The Idiot
What if true innocence could destroy you in a world ruled by lies? In Dostoyevsky’s haunting masterpiece, Prince Myshkin—a soul of uncorrupted virtue—returns to a cutthroat Russian aristocracy where his boundless compassion becomes both a beacon and a curse. As he navigates a labyrinth of obsession, betrayal, and fragile alliances, the lines between sanctity and madness blur. But in a society drunk on greed and deception, can purity outlast the storm of human frailty—or will it ignite its own destruction?
- Originally Published: 1869
- Publisher : Everyman’s Library, 2002
- Pages: 632
- Genre: Novel
- Book Type: Hardcopy/Hardcover
- ISBN-13: 978-1857152548
- Access: Prime Membership
Description
Richard Pevear and Larissa Volokhonsky’s masterful translation of The Idiot is destined to stand with their versions of Crime and Punishment, The Brothers Karamazov, and Demons as the definitive Dostoevsky in English.
After his great portrayal of a guilty man in Crime and Punishment, Dostoevsky set out in The Idiot to portray a man of pure innocence.
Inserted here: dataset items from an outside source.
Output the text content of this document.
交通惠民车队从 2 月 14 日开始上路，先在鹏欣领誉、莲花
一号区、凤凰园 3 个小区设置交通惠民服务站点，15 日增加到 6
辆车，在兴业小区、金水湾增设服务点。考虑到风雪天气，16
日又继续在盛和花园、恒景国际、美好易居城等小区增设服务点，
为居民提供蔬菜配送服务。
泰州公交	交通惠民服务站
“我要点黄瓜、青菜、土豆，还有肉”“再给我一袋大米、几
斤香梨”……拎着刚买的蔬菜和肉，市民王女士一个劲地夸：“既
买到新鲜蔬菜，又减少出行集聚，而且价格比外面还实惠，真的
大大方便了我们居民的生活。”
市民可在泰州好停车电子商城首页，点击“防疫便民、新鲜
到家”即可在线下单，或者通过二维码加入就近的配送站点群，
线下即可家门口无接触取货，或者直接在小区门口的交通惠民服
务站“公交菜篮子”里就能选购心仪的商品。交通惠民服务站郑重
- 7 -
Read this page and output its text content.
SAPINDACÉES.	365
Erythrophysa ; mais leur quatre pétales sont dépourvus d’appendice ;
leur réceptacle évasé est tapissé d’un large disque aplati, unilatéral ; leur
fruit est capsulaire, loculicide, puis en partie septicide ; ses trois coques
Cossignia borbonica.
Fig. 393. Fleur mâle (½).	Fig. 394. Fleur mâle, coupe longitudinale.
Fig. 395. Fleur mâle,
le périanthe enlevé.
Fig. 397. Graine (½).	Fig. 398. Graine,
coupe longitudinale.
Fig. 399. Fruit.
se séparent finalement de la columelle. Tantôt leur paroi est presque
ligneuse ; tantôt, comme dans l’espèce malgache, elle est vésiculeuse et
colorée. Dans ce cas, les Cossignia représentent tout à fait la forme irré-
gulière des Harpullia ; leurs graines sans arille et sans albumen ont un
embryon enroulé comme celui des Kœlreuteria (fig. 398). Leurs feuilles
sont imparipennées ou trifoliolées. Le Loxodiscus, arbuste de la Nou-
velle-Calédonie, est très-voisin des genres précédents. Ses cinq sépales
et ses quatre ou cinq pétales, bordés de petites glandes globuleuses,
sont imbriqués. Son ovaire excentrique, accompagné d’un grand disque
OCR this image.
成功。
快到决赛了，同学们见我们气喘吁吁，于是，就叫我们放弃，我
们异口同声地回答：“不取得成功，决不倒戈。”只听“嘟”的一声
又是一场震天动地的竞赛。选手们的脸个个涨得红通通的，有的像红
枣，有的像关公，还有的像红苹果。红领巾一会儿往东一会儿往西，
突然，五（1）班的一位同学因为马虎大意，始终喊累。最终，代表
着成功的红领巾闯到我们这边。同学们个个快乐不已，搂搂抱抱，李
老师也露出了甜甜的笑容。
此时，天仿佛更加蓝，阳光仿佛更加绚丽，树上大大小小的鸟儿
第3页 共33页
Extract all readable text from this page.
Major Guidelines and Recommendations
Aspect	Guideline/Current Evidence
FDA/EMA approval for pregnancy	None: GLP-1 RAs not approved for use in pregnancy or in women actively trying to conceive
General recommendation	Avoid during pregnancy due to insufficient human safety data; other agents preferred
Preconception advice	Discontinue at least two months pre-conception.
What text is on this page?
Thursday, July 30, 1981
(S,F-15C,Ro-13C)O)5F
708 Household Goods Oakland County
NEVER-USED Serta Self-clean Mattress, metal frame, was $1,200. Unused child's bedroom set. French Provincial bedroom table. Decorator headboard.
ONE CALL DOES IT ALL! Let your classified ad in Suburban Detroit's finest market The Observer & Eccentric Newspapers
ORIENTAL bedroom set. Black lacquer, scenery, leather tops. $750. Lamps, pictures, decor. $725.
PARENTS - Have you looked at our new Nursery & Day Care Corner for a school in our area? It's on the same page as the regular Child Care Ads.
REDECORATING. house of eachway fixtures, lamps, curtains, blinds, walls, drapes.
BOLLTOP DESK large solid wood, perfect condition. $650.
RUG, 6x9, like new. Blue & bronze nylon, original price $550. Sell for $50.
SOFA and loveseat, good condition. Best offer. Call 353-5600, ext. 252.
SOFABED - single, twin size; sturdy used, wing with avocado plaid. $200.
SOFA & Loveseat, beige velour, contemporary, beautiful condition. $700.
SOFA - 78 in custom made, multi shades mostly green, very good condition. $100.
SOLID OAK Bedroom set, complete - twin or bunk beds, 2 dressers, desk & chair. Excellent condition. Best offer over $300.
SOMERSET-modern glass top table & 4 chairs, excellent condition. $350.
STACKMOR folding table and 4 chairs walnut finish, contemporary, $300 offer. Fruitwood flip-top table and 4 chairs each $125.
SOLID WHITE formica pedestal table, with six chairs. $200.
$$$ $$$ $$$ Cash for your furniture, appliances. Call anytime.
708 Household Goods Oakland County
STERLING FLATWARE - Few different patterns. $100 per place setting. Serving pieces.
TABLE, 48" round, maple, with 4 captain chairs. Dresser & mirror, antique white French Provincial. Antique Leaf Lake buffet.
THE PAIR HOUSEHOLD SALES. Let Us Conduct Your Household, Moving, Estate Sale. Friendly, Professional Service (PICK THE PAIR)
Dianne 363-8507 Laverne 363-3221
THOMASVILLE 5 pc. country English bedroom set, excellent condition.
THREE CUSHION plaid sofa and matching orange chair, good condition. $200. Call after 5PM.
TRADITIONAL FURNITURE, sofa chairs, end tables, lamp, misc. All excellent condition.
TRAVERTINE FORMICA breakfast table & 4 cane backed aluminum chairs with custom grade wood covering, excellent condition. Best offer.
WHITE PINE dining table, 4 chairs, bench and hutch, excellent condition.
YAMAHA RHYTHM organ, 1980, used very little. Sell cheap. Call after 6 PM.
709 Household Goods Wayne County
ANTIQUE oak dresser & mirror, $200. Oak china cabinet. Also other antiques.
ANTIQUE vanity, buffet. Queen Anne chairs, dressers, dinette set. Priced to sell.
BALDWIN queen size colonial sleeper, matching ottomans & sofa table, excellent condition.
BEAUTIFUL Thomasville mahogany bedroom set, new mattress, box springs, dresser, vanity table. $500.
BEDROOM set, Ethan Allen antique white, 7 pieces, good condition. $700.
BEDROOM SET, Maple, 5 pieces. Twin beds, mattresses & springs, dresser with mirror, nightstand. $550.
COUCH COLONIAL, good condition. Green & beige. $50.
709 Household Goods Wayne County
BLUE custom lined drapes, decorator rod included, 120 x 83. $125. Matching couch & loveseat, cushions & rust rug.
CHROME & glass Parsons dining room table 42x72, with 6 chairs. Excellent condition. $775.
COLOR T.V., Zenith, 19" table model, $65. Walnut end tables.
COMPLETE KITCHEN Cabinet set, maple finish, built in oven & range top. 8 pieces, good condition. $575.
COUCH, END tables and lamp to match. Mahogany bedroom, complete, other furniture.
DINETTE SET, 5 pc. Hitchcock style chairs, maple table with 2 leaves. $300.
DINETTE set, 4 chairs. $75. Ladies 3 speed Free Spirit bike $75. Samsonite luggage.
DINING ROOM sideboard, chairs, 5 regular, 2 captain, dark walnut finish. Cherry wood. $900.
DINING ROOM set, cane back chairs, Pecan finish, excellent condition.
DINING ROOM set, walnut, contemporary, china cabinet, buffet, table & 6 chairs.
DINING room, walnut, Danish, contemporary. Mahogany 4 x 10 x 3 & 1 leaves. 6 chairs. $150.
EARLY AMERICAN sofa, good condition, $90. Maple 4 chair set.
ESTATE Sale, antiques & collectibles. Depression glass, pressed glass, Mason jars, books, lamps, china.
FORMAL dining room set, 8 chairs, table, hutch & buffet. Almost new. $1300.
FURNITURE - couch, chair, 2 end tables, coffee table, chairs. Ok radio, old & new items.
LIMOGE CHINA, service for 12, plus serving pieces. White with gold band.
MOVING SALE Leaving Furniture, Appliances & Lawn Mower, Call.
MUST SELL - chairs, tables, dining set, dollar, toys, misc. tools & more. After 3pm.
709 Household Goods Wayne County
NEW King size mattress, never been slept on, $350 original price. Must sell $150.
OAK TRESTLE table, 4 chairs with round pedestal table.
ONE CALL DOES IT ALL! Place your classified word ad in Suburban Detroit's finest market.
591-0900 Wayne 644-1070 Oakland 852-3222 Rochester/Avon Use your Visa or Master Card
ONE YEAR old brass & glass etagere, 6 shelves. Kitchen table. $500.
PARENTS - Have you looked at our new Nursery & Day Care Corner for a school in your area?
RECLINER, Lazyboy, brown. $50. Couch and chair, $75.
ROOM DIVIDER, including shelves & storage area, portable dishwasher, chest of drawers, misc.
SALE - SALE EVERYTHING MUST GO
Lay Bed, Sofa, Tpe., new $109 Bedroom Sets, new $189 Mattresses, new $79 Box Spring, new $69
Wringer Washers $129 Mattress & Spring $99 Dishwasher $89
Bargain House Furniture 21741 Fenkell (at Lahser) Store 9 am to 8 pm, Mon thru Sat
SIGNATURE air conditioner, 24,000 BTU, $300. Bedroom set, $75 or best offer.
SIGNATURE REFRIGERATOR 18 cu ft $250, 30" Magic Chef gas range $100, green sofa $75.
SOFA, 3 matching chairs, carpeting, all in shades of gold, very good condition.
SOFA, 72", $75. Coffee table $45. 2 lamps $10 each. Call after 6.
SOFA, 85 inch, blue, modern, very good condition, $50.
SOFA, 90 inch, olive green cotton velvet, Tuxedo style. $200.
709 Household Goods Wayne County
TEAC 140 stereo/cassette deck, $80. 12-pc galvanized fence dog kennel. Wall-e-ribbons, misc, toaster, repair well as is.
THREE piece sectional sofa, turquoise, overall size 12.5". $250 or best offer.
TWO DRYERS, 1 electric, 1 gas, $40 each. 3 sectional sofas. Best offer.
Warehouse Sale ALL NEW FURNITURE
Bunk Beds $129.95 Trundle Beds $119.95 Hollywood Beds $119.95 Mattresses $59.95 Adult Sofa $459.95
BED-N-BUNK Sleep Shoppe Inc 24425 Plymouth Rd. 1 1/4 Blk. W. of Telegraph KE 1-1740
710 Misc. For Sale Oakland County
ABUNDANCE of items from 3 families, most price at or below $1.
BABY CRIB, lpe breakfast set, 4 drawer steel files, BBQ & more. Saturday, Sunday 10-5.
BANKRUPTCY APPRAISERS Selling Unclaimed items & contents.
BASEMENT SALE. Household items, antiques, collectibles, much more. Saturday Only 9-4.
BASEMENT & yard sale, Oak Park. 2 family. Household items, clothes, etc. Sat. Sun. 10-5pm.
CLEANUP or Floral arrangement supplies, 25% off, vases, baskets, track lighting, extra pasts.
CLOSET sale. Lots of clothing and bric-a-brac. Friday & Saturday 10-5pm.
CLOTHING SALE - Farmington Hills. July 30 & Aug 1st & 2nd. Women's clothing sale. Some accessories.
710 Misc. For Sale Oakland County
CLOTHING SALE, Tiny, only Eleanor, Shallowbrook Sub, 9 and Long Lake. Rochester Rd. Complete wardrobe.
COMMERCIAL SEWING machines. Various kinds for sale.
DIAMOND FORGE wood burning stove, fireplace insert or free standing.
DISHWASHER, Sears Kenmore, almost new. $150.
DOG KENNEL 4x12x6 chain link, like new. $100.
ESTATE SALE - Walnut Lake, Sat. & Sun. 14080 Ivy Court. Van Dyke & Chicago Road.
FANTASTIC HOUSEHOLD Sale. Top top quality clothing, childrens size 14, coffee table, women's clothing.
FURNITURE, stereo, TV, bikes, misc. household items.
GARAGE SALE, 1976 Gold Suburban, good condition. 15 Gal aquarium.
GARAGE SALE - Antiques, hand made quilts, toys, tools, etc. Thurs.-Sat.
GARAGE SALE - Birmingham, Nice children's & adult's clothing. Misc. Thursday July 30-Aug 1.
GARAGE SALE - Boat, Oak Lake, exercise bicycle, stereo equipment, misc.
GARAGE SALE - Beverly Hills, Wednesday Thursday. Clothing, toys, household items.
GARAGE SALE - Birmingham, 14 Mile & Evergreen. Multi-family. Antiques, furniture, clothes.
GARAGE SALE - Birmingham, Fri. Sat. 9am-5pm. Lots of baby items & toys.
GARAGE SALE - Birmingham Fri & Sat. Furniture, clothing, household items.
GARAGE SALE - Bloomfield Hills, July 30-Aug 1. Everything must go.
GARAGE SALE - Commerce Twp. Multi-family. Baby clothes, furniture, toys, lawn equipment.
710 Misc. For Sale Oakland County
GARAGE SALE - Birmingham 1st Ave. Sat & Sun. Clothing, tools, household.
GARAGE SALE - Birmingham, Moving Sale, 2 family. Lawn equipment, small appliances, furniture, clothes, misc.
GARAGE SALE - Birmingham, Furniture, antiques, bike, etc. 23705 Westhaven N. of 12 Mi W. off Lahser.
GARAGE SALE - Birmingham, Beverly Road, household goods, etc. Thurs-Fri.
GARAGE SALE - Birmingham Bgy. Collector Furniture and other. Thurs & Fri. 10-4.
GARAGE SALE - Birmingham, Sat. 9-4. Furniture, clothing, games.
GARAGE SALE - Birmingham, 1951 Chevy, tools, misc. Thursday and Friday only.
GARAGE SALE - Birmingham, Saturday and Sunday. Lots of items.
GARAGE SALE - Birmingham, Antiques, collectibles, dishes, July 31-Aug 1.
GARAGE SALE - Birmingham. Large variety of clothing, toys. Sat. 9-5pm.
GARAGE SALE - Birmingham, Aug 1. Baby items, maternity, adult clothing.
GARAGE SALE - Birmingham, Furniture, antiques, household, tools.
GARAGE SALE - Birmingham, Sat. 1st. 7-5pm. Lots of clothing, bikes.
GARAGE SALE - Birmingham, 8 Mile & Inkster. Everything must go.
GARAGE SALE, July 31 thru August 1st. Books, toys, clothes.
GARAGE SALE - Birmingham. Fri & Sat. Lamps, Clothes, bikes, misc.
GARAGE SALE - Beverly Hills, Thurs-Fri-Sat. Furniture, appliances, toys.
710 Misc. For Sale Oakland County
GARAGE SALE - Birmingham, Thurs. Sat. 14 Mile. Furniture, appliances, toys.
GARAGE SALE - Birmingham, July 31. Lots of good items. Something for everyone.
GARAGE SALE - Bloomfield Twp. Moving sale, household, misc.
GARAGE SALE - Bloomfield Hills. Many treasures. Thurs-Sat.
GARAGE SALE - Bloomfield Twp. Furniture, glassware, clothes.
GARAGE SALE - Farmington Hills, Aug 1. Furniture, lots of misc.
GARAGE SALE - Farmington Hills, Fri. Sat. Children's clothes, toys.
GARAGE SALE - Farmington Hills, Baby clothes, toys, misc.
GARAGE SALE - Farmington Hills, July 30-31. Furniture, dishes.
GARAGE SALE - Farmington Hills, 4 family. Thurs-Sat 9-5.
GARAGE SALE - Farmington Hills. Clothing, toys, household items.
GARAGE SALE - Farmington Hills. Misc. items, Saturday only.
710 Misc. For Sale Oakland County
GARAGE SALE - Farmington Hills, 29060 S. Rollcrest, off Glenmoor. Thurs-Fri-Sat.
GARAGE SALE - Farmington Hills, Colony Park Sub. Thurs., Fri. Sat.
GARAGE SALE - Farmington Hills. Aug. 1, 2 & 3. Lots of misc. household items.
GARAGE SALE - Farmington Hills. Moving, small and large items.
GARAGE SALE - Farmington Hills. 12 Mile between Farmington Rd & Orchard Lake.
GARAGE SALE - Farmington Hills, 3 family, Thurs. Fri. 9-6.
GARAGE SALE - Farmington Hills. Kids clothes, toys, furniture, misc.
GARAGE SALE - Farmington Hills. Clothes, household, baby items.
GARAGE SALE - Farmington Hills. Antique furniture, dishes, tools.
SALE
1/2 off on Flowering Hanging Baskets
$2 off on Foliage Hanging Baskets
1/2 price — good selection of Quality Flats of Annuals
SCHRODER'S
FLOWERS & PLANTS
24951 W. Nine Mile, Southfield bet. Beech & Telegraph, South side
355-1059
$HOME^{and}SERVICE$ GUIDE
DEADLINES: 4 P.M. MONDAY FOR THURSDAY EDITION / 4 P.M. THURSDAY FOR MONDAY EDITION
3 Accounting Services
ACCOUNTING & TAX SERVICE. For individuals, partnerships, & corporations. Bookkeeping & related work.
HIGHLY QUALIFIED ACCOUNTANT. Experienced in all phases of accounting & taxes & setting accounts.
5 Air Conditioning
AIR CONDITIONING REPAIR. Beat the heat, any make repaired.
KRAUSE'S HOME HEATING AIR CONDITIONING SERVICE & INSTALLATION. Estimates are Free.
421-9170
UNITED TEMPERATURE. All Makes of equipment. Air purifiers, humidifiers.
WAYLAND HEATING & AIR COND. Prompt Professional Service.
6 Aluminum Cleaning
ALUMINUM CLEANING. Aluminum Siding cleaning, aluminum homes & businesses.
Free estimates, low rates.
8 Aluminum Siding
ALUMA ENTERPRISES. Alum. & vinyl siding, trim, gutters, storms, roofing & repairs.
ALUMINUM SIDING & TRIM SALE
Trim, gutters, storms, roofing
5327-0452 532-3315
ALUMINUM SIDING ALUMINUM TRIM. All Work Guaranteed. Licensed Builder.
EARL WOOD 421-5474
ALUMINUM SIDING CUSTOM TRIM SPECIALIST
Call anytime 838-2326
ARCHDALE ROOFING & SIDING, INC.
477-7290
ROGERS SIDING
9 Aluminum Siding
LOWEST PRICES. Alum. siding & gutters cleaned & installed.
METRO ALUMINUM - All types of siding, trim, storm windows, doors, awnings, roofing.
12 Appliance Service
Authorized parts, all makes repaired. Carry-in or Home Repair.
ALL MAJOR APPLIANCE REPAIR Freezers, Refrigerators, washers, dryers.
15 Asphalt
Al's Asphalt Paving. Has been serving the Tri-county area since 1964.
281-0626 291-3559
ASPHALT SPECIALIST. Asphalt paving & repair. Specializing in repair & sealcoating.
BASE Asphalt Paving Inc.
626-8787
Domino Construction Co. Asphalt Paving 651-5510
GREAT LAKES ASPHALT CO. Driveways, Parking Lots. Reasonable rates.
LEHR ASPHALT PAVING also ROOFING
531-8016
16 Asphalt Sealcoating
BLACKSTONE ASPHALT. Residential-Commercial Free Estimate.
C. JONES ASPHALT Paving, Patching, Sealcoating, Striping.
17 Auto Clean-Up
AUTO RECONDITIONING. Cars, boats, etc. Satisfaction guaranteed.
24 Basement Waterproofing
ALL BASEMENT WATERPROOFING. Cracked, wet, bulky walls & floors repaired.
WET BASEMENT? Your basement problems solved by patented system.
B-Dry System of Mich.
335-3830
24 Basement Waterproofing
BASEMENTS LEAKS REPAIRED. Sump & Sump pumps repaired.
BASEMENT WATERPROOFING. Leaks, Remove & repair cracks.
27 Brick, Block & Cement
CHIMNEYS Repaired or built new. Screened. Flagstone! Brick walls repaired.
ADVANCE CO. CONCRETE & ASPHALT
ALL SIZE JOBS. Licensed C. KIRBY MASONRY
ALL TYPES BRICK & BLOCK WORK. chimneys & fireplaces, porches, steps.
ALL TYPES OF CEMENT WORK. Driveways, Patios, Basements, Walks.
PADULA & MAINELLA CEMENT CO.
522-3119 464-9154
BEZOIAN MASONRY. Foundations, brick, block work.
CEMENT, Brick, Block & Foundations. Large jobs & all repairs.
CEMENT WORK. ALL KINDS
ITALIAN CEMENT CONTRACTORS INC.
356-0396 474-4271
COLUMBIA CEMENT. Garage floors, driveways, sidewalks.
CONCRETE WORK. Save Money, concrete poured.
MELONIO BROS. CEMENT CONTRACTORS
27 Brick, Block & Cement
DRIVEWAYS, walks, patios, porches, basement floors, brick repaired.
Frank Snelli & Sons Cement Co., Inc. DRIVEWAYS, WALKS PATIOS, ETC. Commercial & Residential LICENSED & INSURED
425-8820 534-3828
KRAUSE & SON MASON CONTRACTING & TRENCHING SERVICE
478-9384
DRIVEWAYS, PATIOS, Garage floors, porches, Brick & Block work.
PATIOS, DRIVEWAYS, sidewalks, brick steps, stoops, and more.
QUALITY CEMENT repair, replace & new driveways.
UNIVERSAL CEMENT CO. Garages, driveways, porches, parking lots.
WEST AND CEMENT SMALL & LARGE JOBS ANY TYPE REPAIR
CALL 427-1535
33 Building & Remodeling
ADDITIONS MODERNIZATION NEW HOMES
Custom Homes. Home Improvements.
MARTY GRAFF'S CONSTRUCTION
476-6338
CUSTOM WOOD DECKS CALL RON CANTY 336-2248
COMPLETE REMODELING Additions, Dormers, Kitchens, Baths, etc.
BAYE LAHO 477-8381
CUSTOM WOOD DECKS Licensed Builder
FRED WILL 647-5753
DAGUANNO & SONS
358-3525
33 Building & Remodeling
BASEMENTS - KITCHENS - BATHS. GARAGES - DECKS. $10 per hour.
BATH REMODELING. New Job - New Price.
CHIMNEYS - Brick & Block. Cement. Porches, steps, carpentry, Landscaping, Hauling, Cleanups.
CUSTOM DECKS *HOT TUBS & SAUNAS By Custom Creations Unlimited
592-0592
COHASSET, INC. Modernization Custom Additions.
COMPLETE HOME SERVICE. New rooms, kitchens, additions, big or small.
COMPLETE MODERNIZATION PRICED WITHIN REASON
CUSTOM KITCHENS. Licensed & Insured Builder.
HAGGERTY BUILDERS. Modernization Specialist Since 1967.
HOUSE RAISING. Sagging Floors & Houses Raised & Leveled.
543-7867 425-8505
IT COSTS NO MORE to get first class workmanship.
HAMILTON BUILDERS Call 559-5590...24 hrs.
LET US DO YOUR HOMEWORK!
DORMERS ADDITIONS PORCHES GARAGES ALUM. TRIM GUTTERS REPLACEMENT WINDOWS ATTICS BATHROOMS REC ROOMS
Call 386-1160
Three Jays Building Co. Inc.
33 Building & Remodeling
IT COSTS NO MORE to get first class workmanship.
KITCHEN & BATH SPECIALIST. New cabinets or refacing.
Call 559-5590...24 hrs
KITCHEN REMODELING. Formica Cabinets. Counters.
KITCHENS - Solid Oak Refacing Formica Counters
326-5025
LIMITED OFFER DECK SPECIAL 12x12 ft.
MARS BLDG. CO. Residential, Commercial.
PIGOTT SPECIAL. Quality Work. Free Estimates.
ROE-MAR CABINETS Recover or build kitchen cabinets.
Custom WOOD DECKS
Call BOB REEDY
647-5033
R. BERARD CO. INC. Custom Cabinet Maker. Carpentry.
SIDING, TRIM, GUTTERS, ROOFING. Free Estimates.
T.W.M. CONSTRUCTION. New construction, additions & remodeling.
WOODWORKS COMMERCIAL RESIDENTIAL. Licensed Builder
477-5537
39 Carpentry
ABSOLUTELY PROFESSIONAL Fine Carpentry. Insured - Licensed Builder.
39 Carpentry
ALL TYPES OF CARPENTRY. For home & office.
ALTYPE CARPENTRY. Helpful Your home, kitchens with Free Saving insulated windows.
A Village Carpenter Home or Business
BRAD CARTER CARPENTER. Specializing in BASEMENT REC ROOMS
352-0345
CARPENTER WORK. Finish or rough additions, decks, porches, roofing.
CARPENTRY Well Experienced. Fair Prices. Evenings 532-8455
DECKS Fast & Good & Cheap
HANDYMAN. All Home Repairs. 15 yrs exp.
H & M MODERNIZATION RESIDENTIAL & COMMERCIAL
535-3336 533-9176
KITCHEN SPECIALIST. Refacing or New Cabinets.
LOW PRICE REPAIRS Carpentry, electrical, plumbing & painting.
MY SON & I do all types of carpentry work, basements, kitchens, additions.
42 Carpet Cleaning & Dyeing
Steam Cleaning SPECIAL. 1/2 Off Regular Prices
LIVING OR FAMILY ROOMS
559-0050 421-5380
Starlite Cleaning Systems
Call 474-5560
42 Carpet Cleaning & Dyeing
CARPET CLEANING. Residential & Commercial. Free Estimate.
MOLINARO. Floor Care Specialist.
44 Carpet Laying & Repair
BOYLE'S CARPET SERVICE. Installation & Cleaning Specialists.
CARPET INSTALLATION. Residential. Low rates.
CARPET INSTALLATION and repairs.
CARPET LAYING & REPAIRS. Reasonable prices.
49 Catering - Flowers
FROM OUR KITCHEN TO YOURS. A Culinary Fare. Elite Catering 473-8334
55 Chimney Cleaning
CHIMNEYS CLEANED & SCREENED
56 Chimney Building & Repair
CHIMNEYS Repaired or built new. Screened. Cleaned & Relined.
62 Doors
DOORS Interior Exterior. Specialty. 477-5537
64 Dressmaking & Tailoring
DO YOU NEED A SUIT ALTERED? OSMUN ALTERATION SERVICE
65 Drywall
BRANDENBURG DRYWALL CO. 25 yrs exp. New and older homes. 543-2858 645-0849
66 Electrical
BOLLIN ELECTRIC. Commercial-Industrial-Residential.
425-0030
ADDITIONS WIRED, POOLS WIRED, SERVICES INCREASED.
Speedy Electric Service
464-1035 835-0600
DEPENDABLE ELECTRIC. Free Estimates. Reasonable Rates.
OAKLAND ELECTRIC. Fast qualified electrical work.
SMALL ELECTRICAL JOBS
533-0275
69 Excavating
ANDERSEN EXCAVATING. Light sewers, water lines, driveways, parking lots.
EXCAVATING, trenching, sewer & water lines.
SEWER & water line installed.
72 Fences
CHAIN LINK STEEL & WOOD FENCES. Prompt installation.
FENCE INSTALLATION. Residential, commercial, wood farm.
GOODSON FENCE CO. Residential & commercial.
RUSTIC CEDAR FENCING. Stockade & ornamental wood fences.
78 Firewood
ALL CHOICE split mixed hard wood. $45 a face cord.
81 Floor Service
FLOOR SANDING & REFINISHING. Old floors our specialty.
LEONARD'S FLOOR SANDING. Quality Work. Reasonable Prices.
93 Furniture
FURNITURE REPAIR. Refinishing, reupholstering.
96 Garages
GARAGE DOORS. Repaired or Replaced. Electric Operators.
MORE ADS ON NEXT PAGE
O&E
The twenty-six-year-old Prince Myshkin, following a stay of several years in a Swiss sanatorium, returns to Russia to collect an inheritance and “be among people.” Even before he reaches home he meets the dark Rogozhin, a rich merchant’s son whose obsession with the beautiful Nastasya Filippovna eventually draws all three of them into a tragic denouement. In Petersburg, the prince finds himself a stranger in a society obsessed with money, power, and manipulation. Scandal escalates to murder as Dostoevsky traces the surprising effect of this “positively beautiful man” on the people around him, leading to a final scene that is one of the most powerful in all of world literature.